The major important signs of electrolyte disturbances are headache, giddiness, nausea, muscle cramps, weakness, thick saliva, irritability and fatigue. The best way for runners to check their hydration status is by “sweat test”. Dr Rao says, “If you weigh 63kg before the run, but after the run, you weigh 62.6 kg, then you lost 0.4kg (400g), equal to 400 ml fluid. So in an hour you would have lost 800 ml. You should try to drink close to 800 ml.”
Monitoring the urine colour is also a reliable way to screen for low electrolyte levels. It should normally be a light yellow color, but if your urine is clear, it means you are over hydrated.

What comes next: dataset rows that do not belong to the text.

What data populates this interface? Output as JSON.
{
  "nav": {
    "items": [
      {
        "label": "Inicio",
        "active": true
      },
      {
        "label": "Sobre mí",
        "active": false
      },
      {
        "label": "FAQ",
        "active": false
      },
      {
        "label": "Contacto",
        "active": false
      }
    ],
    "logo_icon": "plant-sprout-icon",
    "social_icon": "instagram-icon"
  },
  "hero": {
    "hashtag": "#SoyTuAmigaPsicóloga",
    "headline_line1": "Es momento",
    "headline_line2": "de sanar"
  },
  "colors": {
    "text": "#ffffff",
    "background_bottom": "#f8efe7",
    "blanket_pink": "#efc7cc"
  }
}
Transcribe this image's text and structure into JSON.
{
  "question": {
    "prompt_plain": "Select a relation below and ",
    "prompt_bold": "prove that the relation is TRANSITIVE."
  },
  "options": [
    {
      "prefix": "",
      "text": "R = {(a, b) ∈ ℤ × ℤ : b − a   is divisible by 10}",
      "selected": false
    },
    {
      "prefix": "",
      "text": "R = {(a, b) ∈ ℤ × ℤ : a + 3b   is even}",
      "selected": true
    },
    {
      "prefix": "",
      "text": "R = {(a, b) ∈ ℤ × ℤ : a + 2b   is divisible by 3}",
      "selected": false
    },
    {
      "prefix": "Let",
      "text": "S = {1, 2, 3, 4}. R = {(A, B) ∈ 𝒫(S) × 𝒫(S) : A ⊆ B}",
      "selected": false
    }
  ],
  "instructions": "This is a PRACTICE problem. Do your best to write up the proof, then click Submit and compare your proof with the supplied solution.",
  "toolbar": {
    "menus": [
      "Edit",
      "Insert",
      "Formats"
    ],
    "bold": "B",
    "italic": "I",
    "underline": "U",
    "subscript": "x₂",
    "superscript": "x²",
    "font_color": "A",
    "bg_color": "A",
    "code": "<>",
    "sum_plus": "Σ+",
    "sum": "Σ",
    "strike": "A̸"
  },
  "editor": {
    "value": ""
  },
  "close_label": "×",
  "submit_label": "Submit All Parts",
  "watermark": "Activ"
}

Seek medical assistance for cramps
Dr Sanjay Tapadia, consultant orthopedic and joint replacement surgeon, Krishna Institute of Medical Sciences Hospital, explains, “Most of the runners exert their body at the start of the race. By doing this they deplete the body of energy it needs for the entire distance. Dehydration is believed to be a common cause of leg cramps. Excessive sweating can lead to the loss of sodium and potassium, which in turn can lead to cramps in legs, arms, stomach etc. Drinking optimal amount of water or other fluids before, during and after a run can prevent dehydration and leg cramps. Drink water, slowly, every 15 to 20 minutes.”
Also, stretch your muscles before and after a run. And the best choice for post-workout drink is one that contains enough amount of sugars, electrolytes and possibly protein.
Dr Murali Nannapaneni, Race Director, Airtel Hyderabad Marathon says, “Runners who have already been running and have attempted a marathon before will have to undergo 12-16 weeks of training. The schedule includes understanding how much water and rest the body needs to cope up.”
Common injuries while running and training
1 Runners knee: The pain is around the knee cap and is experienced when going up or downstairs, squatting and sitting with knee bent for long time.
2) Stress fracture: Training too hard puts stress on the bones which may cause small cracks or stress fracture. Pain is worse with activity and improves with rest.
3) Muscle tear: Over stretching of muscles leads to muscle tear.
4) Shin splints: People with flat feet who increase the number of days of running too quickly experience pain in the front or inside of lower leg.
5) Achilles Tendinitis: Running too long a distance as a routine can cause Achilles tendinitis. This causes pain and stiffness in the area of tendon especially in the morning and with activity.
6) Patellar Tendinitis: It is common among distance runners. It leads to tiny tears in patellar tendon.
7) Ankle sprain: Ankles roll in or outward, stretching the ligament are some of the common problems. Rest, ankle brace or air cast are the treatments.
8) Blisters: Rubbing of heel against the shoe causes blisters. Wear proper shoes and a synthetic pair of socks. If blister still appears, cover it with band aids, mole skins or gels.